1) Chris Paul is out six weeks, and the Clippers are about to slide into tough playoff spot. It’s not fair to call Chris Paul “injury prone” — trying to fight through a screen his thumb got caught in the shorts of Russell Westbrook, which led to a torn ligament in his thumb which will require surgery. That is the definition of “fluke injury.” So was the play where he broke his hand in the playoff series against Portland last year (trying to defend a layup by Gerald Henderson). CP3 is much more in a Lemony Snicket place: A series of unfortunate events.

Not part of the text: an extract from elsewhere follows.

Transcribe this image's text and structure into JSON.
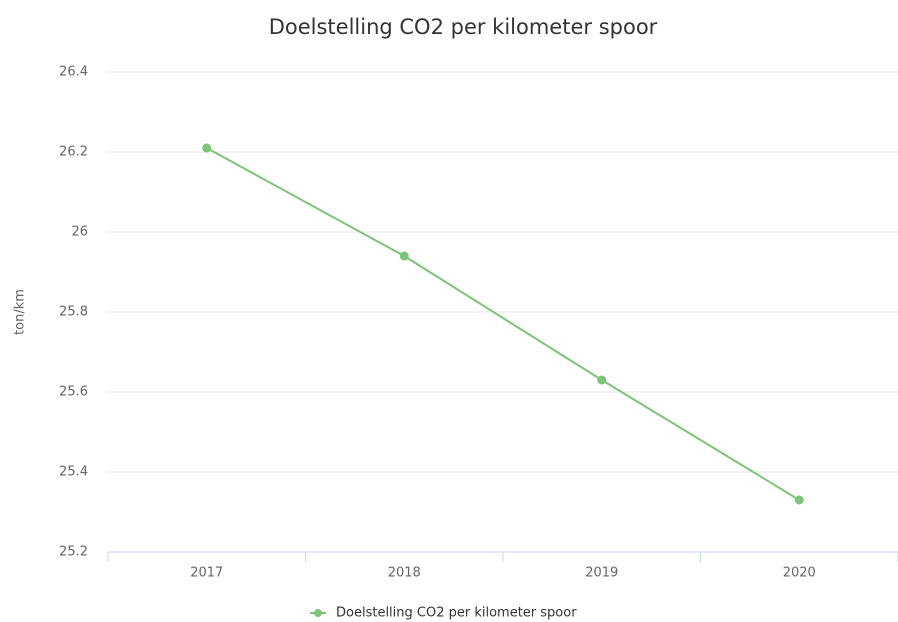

However, the Clippers are going to pay the price for Paul’s latest injury — they are going to slide down the standings in the 6-8 weeks he is out (until early March). Especially with Blake Griffin still out for a week or two (knee surgery). The Clippers lose CP3 as they enter the toughest part of their schedule: After being home to the Timberwolves Thursday, the Clippers have 10-of-11 on the road, heavily against teams over .500, plus Paul will miss three games against the Warriors.

As you read this the Clippers are the four seed in the West, but they are just four games up on being the seven seed — which would mean a long road through San Antonio to get out of the first round of the playoffs (climb back up to the six seed and they could get Houston in the first round). It’s hard to imagine the Clippers holding on to home court in the first round even with Paul back for the last month of the season. Healthy and playing like they did the first month of the season (remember that?), the Clippers might beat the Spurs/Rockets in the first round, but it would be a brutal series. The good news for Los Angeles is the Clippers are not going to slide all the way out of the playoffs — they have an 11-game cushion over the nine seed. They will not fall that far.

2) It’s James Harden’s turn: his triple-double not enough to get Rockets win. The Rockets were one of the best teams in the NBA against teams below .500, starting the season 21-1 against them. Then, in the past week, they have come out flat and dropped two against lesser squads. The first was last week against Minnesota — at least that’s a team loaded with young talent that can put together a good game.

However, Tuesday’s loss to Miami was ugly. Granted, the Heat have not rolled over and have played hard through tough times (especially against good teams, they have seven wins against teams over .500 this season). And they do have Hassan Whiteside (14 points and 15 rebounds Tuesday). Still, this is a game the Rockets need to win. Especially since they got center Clint Capela back in the lineup (but they were missing Ryan Anderson and it showed, their spacing on offense was poor).

Instead, the Rockets wasted an impressive triple-double from James Harden. 40 points, 12 rebounds, and 10 assists in a loss to the Heat 109-103.



3) Kawhi Leonard is quietly having a not so quiet season.
Kawhi Leonard is having an MVP-level season… well, most seasons he’d be in the mix, this year Russell Westbrook and James Harden are running away from the pack. But Leonard is right in the middle of the next tier of that award race — with Kevin Durant, LeBron James, and everyone else vying for votes (MVP voters choose five, who gets those last three slots will be interesting). Leonard is averaging 24.8 points per game, shooting 41 percent from three, pulling down 5.7 rebounds a game, plus playing lock-down defense to lead a Spurs team that is 32-9 this season. It’s just that he’s not out there trumpeting his own case for the award. That’s not his style.

You could see it Tuesday night, when Leonard dropped 34 points to spark a come-from-behind Spurs win against the Timberwolves. Don’t sleep on Leonard and the Spurs, this is a dangerous team.